Ne var ki, Atatürk ve arkadaşları yeni bir ulus devlet kurmak üzere gelmiş oldukları Ankara şehrinde bir devletsizlik durumu egemen olduğu için, Ankara kent yönetiminin yardımları ile yeni devletin kuruluş çalışmaları başlatılarak yola devam ediliyordu. Devlet boşluğunun doldurulması doğrultusunda kent yönetimi Heyeti Temsiliye’ye yardımcı oluyordu. Bu aşamada Ulus Meydanı kentin merkezi olarak belirleniyor ve burada bulunan bir okul binası daha sonra meclis binasına dönüştürülerek, yeni devletin ilan edileceği halk meclisi binası devreye sokuluyordu. Meclis yönetimi kurulurken öncelik anayasa yapımına verilmiyor aksine devletin başkenti olarak belirlenen Ankara’daki merkezi alandaki bazı büyük binalar, devletleşme sürecinin tamamlanması doğrultusunda kamu kurumlarına dönüştürülüyordu. Öncelikli kamu örgütlenmeleri sürdürülürken Ankara yeni devletin merkezi konumuna getiriliyor ama bir anayasa yapımı konusu için belirli bir bekleme dönemine giriliyordu. Uluslararası süreçte yaşanan gelişmelerin merkezi coğrafya için belirleyici olması durumu dikkate alınarak, bir devlet içinde olması gereken kamu kurumları devlet düzeni içinde öncelik sırasına göre teker teker oluşturularak, yeni devletin anayasasını hazırlamak için önemli adımlar atılıyordu.
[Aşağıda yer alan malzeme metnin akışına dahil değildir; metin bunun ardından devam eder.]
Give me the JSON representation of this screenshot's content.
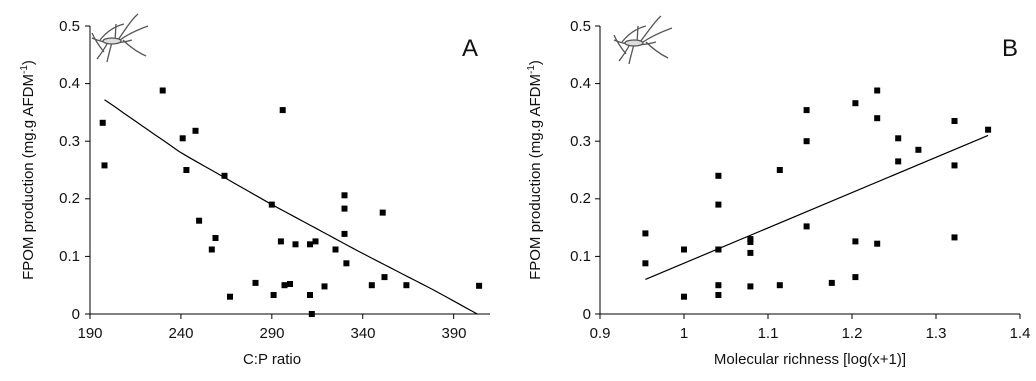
{
  "chart_data": [
    {
      "type": "scatter",
      "panel_label": "A",
      "xlabel": "C:P ratio",
      "ylabel": "FPOM production (mg.g AFDM-1)",
      "ylabel_main": "FPOM production (mg.g AFDM",
      "ylabel_sup": "-1",
      "ylabel_close": ")",
      "xlim": [
        190,
        410
      ],
      "ylim": [
        0,
        0.5
      ],
      "xticks": [
        190,
        240,
        290,
        340,
        390
      ],
      "yticks": [
        0,
        0.1,
        0.2,
        0.3,
        0.4,
        0.5
      ],
      "fit": {
        "type": "curve",
        "x": [
          198,
          240,
          290,
          340,
          380,
          403
        ],
        "y": [
          0.372,
          0.28,
          0.19,
          0.105,
          0.04,
          0.0
        ]
      },
      "x": [
        197,
        198,
        230,
        241,
        243,
        248,
        250,
        257,
        259,
        264,
        267,
        281,
        290,
        291,
        295,
        296,
        297,
        300,
        303,
        311,
        311,
        312,
        314,
        319,
        325,
        330,
        330,
        330,
        331,
        345,
        351,
        352,
        364,
        404
      ],
      "y": [
        0.332,
        0.258,
        0.388,
        0.305,
        0.25,
        0.318,
        0.162,
        0.112,
        0.132,
        0.24,
        0.03,
        0.054,
        0.19,
        0.033,
        0.126,
        0.354,
        0.05,
        0.052,
        0.121,
        0.033,
        0.121,
        0.0,
        0.126,
        0.048,
        0.112,
        0.206,
        0.183,
        0.139,
        0.088,
        0.05,
        0.176,
        0.064,
        0.05,
        0.049
      ]
    },
    {
      "type": "scatter",
      "panel_label": "B",
      "xlabel": "Molecular richness [log(x+1)]",
      "ylabel": "FPOM production (mg.g AFDM-1)",
      "ylabel_main": "FPOM production (mg.g AFDM",
      "ylabel_sup": "-1",
      "ylabel_close": ")",
      "xlim": [
        0.9,
        1.4
      ],
      "ylim": [
        0,
        0.5
      ],
      "xticks": [
        0.9,
        1.0,
        1.1,
        1.2,
        1.3,
        1.4
      ],
      "yticks": [
        0,
        0.1,
        0.2,
        0.3,
        0.4,
        0.5
      ],
      "fit": {
        "type": "line",
        "x": [
          0.954,
          1.362
        ],
        "y": [
          0.06,
          0.31
        ]
      },
      "x": [
        0.954,
        0.954,
        1.0,
        1.0,
        1.041,
        1.041,
        1.041,
        1.041,
        1.041,
        1.041,
        1.079,
        1.079,
        1.079,
        1.079,
        1.114,
        1.114,
        1.146,
        1.146,
        1.146,
        1.176,
        1.204,
        1.204,
        1.204,
        1.23,
        1.23,
        1.23,
        1.255,
        1.255,
        1.279,
        1.322,
        1.322,
        1.322,
        1.362
      ],
      "y": [
        0.14,
        0.088,
        0.112,
        0.03,
        0.24,
        0.19,
        0.112,
        0.05,
        0.033,
        0.112,
        0.13,
        0.125,
        0.106,
        0.048,
        0.25,
        0.05,
        0.354,
        0.3,
        0.152,
        0.054,
        0.366,
        0.126,
        0.064,
        0.388,
        0.34,
        0.122,
        0.305,
        0.265,
        0.285,
        0.335,
        0.258,
        0.133,
        0.32
      ]
    }
  ]
}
Merkezi yönetimi Balkanlar bölgesinde yer alan bir imparatorluğun arka ülkesinde ve de Asya toprakları üzerinde eskisinden daha küçük ölçülerde, ama gene de dünya standartlarında orta boy bir devlet olarak Türkiye Cumhuriyeti tarih sahnesine çıkıyordu. Önceden hazırlanmış bir anayasa olmadığı için devletleşme sürecinin başlangıcında bir anlamda kervanın yolda düzülmesi gibi işgale karşı direnişe geçilmesiyle birlikte, ülkenin ilk anayasa düzeni oluşturulurken yeni anayasaya geçiş aşamasında dayanak noktası olabilecek karar ve davranışlar bu duruma göre hazırlanıyordu. Kurtuluş savaşının ulusal önderinin Samsun’a ayak basması ile geleceğin başkenti Ankara’ya gelişi arasında altı aya yakın bir süre geçiyor ve bu zaman dilimi içinde yapılan Kongreler ve toplantılarla devletleşme sürecinin ilk adımları resmen kurucu önderin girişimleri ile örgütleniyordu. Ne var ki, Sivas Kongresinde Ankara’nın başkent ilan edilerek bu kentte devletin kuruluşuna karar verilmesine rağmen, Atatürk ve Kuvayı Milliye hareketi 23 Nisan günü Meclisin açılışını yapıyor ama yeni bir anayasa hazırlamak üzere siyasal gündemi yönlendirmiyordu.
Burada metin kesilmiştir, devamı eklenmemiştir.